美国国家公路交通安全管理局(NHTSA)估计,2019 年,路口碰撞造成了 1790 亿美元的经济损失和 6390 亿美元的社会损失。路口高级驾驶员辅助系统(I-ADAS)和自动驾驶系统(ADS)旨在避免或减轻这些路口碰撞场景,并已积极部署。鉴于描述碰撞场景的不确定参数空间,评估人员和设计人员都面临着将可能的路口碰撞配置压缩为可用于基于场景的模拟测试的可消化、可执行条件的挑战。本研究的目的是确定 I-ADAS 和 ADS 安全评估的功能路口碰撞配置。
真实世界的路口碰撞特征是场景测试的重要考虑因素,因为这些特征可以直接关联或影响因果关系、可控性和潜在的伤害严重程度。为了识别功能路口碰撞类型,使用无监督决策树模型根据关键特征将相似的碰撞场景分组。这种方法的一个主要优点是,实施的聚类碰撞场景将是可理解和可解释的用户。无监督决策树通过生成具有真实数据特征的均匀分布的合成数据,并将所有数据分类为真实数据或合成数据来工作。通过手动修剪长而不发散的分支来减少过拟合并提高模型性能。根据给定变量将碰撞分组的有效性计算特征重要性值。
本分析从 2017 年至 2020 年的碰撞调查抽样系统(CISS)中选择仅涉及两辆车的路口案例。对于场景生成,道路几何形状、路口信号和车辆配置等碰撞特征很重要。CISS 包含每个碰撞案例的交通设备、设备功能、车辆事件前的预期移动、道路对齐、道路轮廓、交通流、车道数量和碰撞类型。路口几何形状、相交道路角度、每辆车的合法移动、双向左转车道(TWLTL)、渠化道路、自行车道、人行横道、路边停车、滑行车道和视觉障碍物从现场图手动记录。
修剪后,树确定了 44 个功能路口碰撞配置。
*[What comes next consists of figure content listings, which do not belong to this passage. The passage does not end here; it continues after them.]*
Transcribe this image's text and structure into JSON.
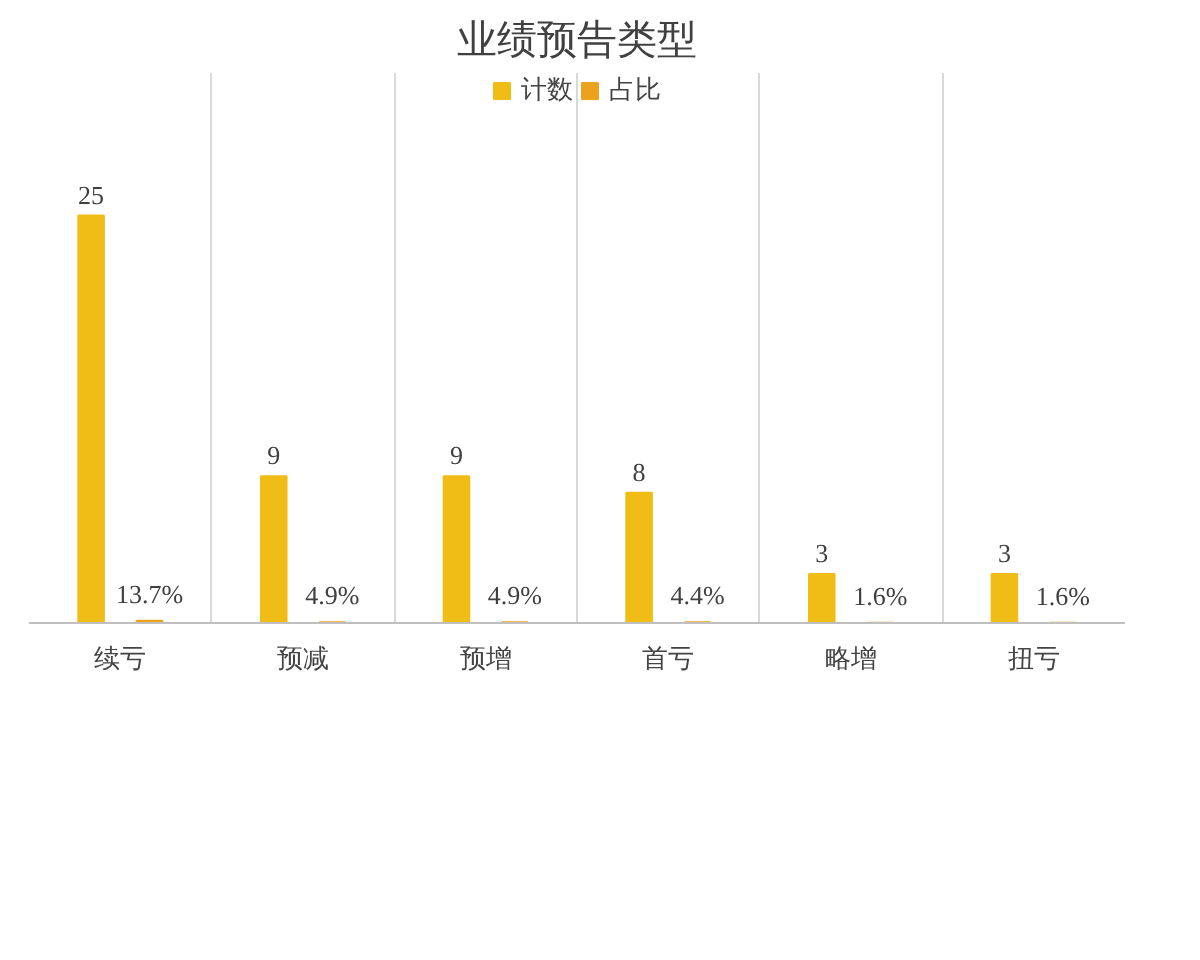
{
  "chart_data": {
    "type": "bar",
    "title": "业绩预告类型",
    "categories": [
      "续亏",
      "预减",
      "预增",
      "首亏",
      "略增",
      "扭亏"
    ],
    "series": [
      {
        "name": "计数",
        "color": "#f0bc16",
        "values": [
          25,
          9,
          9,
          8,
          3,
          3
        ]
      },
      {
        "name": "占比",
        "color": "#eba21c",
        "values": [
          0.137,
          0.049,
          0.049,
          0.044,
          0.016,
          0.016
        ],
        "value_labels": [
          "13.7%",
          "4.9%",
          "4.9%",
          "4.4%",
          "1.6%",
          "1.6%"
        ]
      }
    ],
    "data_labels": true,
    "legend": "top",
    "grid": "x"
  }
}
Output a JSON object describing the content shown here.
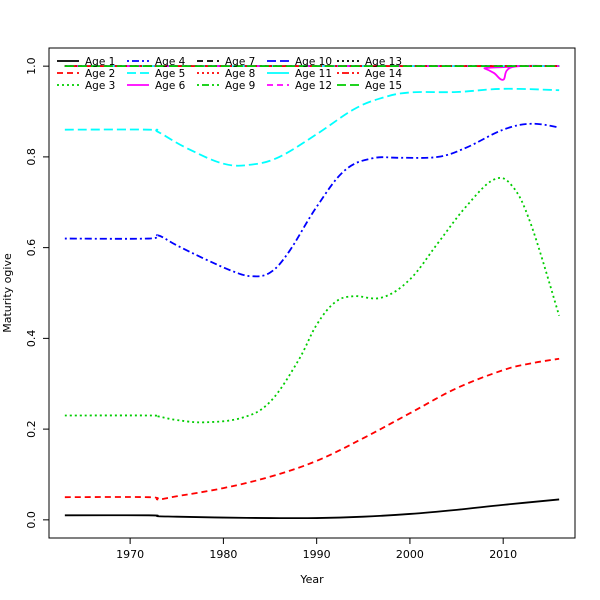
{
  "chart_data": {
    "type": "line",
    "title": "",
    "xlabel": "Year",
    "ylabel": "Maturity ogive",
    "xlim": [
      1961.3,
      2017.7
    ],
    "ylim": [
      -0.04,
      1.04
    ],
    "xticks": [
      1970,
      1980,
      1990,
      2000,
      2010
    ],
    "yticks": [
      0.0,
      0.2,
      0.4,
      0.6,
      0.8,
      1.0
    ],
    "xtick_labels": [
      "1970",
      "1980",
      "1990",
      "2000",
      "2010"
    ],
    "ytick_labels": [
      "0.0",
      "0.2",
      "0.4",
      "0.6",
      "0.8",
      "1.0"
    ],
    "grid": false,
    "legend_position": "top-left",
    "legend_columns": 5,
    "series": [
      {
        "name": "Age 1",
        "color": "#000000",
        "dash": "solid",
        "x": [
          1963,
          1972,
          1973,
          1975,
          1980,
          1985,
          1990,
          1995,
          2000,
          2005,
          2010,
          2016
        ],
        "y": [
          0.01,
          0.01,
          0.008,
          0.007,
          0.005,
          0.004,
          0.004,
          0.007,
          0.013,
          0.022,
          0.033,
          0.045
        ]
      },
      {
        "name": "Age 2",
        "color": "#ff0000",
        "dash": "dashed",
        "x": [
          1963,
          1972,
          1973,
          1975,
          1980,
          1985,
          1990,
          1995,
          2000,
          2005,
          2010,
          2013,
          2016
        ],
        "y": [
          0.05,
          0.05,
          0.045,
          0.052,
          0.07,
          0.095,
          0.13,
          0.18,
          0.235,
          0.29,
          0.33,
          0.345,
          0.355
        ]
      },
      {
        "name": "Age 3",
        "color": "#00cd00",
        "dash": "dotted",
        "x": [
          1963,
          1972,
          1973,
          1975,
          1978,
          1982,
          1985,
          1988,
          1990,
          1992,
          1994,
          1997,
          2000,
          2003,
          2006,
          2009,
          2011,
          2013,
          2016
        ],
        "y": [
          0.23,
          0.23,
          0.228,
          0.22,
          0.215,
          0.225,
          0.26,
          0.35,
          0.43,
          0.48,
          0.493,
          0.49,
          0.53,
          0.61,
          0.69,
          0.75,
          0.735,
          0.65,
          0.45
        ]
      },
      {
        "name": "Age 4",
        "color": "#0000ff",
        "dash": "dotdash",
        "x": [
          1963,
          1972,
          1973,
          1975,
          1978,
          1981,
          1983,
          1985,
          1987,
          1990,
          1993,
          1996,
          1999,
          2003,
          2006,
          2010,
          2013,
          2016
        ],
        "y": [
          0.62,
          0.62,
          0.627,
          0.605,
          0.575,
          0.548,
          0.537,
          0.545,
          0.59,
          0.69,
          0.77,
          0.797,
          0.798,
          0.8,
          0.82,
          0.86,
          0.873,
          0.865
        ]
      },
      {
        "name": "Age 5",
        "color": "#00ffff",
        "dash": "longdash",
        "x": [
          1963,
          1972,
          1973,
          1976,
          1980,
          1983,
          1986,
          1990,
          1994,
          1997,
          2000,
          2005,
          2010,
          2016
        ],
        "y": [
          0.86,
          0.86,
          0.855,
          0.82,
          0.785,
          0.783,
          0.8,
          0.85,
          0.905,
          0.93,
          0.942,
          0.943,
          0.95,
          0.947
        ]
      },
      {
        "name": "Age 6",
        "color": "#ff00ff",
        "dash": "solid",
        "x": [
          1963,
          2007,
          2008,
          2009,
          2010,
          2011,
          2016
        ],
        "y": [
          1.0,
          1.0,
          0.995,
          0.985,
          0.97,
          0.998,
          1.0
        ]
      },
      {
        "name": "Age 7",
        "color": "#000000",
        "dash": "dashed",
        "x": [
          1963,
          2016
        ],
        "y": [
          1.0,
          1.0
        ]
      },
      {
        "name": "Age 8",
        "color": "#ff0000",
        "dash": "dotted",
        "x": [
          1963,
          2016
        ],
        "y": [
          1.0,
          1.0
        ]
      },
      {
        "name": "Age 9",
        "color": "#00cd00",
        "dash": "dotdash",
        "x": [
          1963,
          2016
        ],
        "y": [
          1.0,
          1.0
        ]
      },
      {
        "name": "Age 10",
        "color": "#0000ff",
        "dash": "longdash",
        "x": [
          1963,
          2016
        ],
        "y": [
          1.0,
          1.0
        ]
      },
      {
        "name": "Age 11",
        "color": "#00ffff",
        "dash": "solid",
        "x": [
          1963,
          2016
        ],
        "y": [
          1.0,
          1.0
        ]
      },
      {
        "name": "Age 12",
        "color": "#ff00ff",
        "dash": "dashed",
        "x": [
          1963,
          2016
        ],
        "y": [
          1.0,
          1.0
        ]
      },
      {
        "name": "Age 13",
        "color": "#000000",
        "dash": "dotted",
        "x": [
          1963,
          2016
        ],
        "y": [
          1.0,
          1.0
        ]
      },
      {
        "name": "Age 14",
        "color": "#ff0000",
        "dash": "dotdash",
        "x": [
          1963,
          2016
        ],
        "y": [
          1.0,
          1.0
        ]
      },
      {
        "name": "Age 15",
        "color": "#00cd00",
        "dash": "longdash",
        "x": [
          1963,
          2016
        ],
        "y": [
          1.0,
          1.0
        ]
      }
    ]
  }
}
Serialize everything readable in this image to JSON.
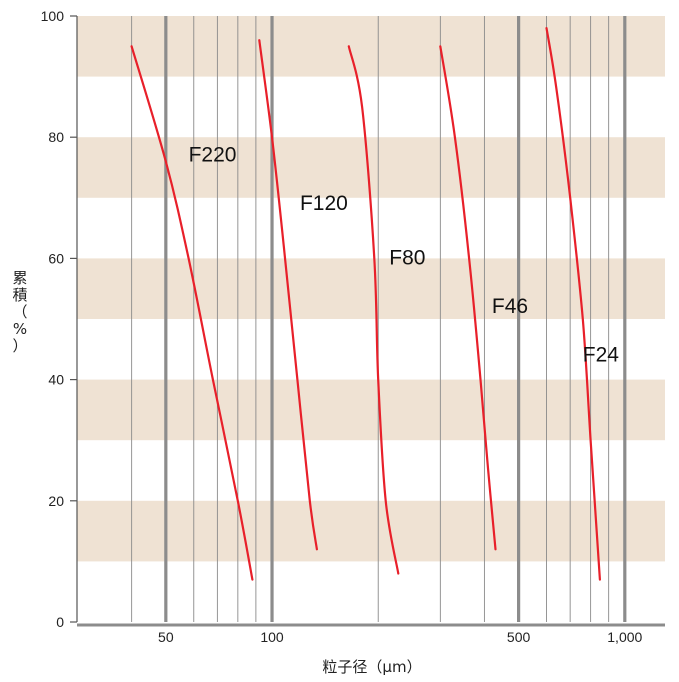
{
  "chart_data": {
    "type": "line",
    "xlabel": "粒子径（μm）",
    "ylabel": "累積（%）",
    "x_scale": "log",
    "xlim": [
      28,
      1300
    ],
    "ylim": [
      0,
      100
    ],
    "x_tick_labels": [
      {
        "value": 50,
        "label": "50"
      },
      {
        "value": 100,
        "label": "100"
      },
      {
        "value": 500,
        "label": "500"
      },
      {
        "value": 1000,
        "label": "1,000"
      }
    ],
    "y_ticks": [
      0,
      20,
      40,
      60,
      80,
      100
    ],
    "x_gridlines_major": [
      50,
      100,
      500,
      1000
    ],
    "x_gridlines_minor": [
      40,
      60,
      70,
      80,
      90,
      200,
      300,
      400,
      600,
      700,
      800,
      900
    ],
    "band_color": "#efe2d3",
    "line_color": "#e8202a",
    "series": [
      {
        "name": "F220",
        "points": [
          [
            40,
            95
          ],
          [
            50,
            76
          ],
          [
            58,
            60
          ],
          [
            68,
            40
          ],
          [
            80,
            20
          ],
          [
            88,
            7
          ]
        ]
      },
      {
        "name": "F120",
        "points": [
          [
            92,
            96
          ],
          [
            100,
            80
          ],
          [
            108,
            62
          ],
          [
            118,
            40
          ],
          [
            128,
            20
          ],
          [
            134,
            12
          ]
        ]
      },
      {
        "name": "F80",
        "points": [
          [
            165,
            95
          ],
          [
            180,
            85
          ],
          [
            195,
            60
          ],
          [
            200,
            40
          ],
          [
            210,
            20
          ],
          [
            228,
            8
          ]
        ]
      },
      {
        "name": "F46",
        "points": [
          [
            300,
            95
          ],
          [
            330,
            80
          ],
          [
            362,
            60
          ],
          [
            390,
            40
          ],
          [
            410,
            25
          ],
          [
            430,
            12
          ]
        ]
      },
      {
        "name": "F24",
        "points": [
          [
            600,
            98
          ],
          [
            640,
            88
          ],
          [
            700,
            70
          ],
          [
            760,
            50
          ],
          [
            800,
            30
          ],
          [
            850,
            7
          ]
        ]
      }
    ],
    "series_label_positions": [
      {
        "name": "F220",
        "x": 58,
        "y": 76
      },
      {
        "name": "F120",
        "x": 120,
        "y": 68
      },
      {
        "name": "F80",
        "x": 215,
        "y": 59
      },
      {
        "name": "F46",
        "x": 420,
        "y": 51
      },
      {
        "name": "F24",
        "x": 760,
        "y": 43
      }
    ]
  }
}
这些聚类有五个主要部分:四路交叉口的直穿路径(SCP)碰撞、四路交叉口的左转弯穿越路径/对向方向(LTAP/OD)碰撞、四路交叉口的其他碰撞类型、环岛和多叉路口以及三路交叉口碰撞。最佳分割数据的特征是 TWLTL、车道行驶方向违规和交通控制设备功能。最大的集群是在工作且两车均未违反其车道行驶方向的四路无分隔交叉口的 SCP 碰撞。这个集群与 32 辆类似的 SCP 碰撞车辆相邻,只是一辆车根据其车道位置进行了意外操作。
这些 44 种已识别的碰撞配置可用于增强 I-ADAS 和 ADS 路口场景测试的稳健性,因为它们是所有警方报告的路口碰撞的紧凑表示,其中一辆车被拖走。未来的研究可以从这些集群中生成具有初始条件和行为分布的逻辑场景,可用于评估 I-ADAS 或 ADS。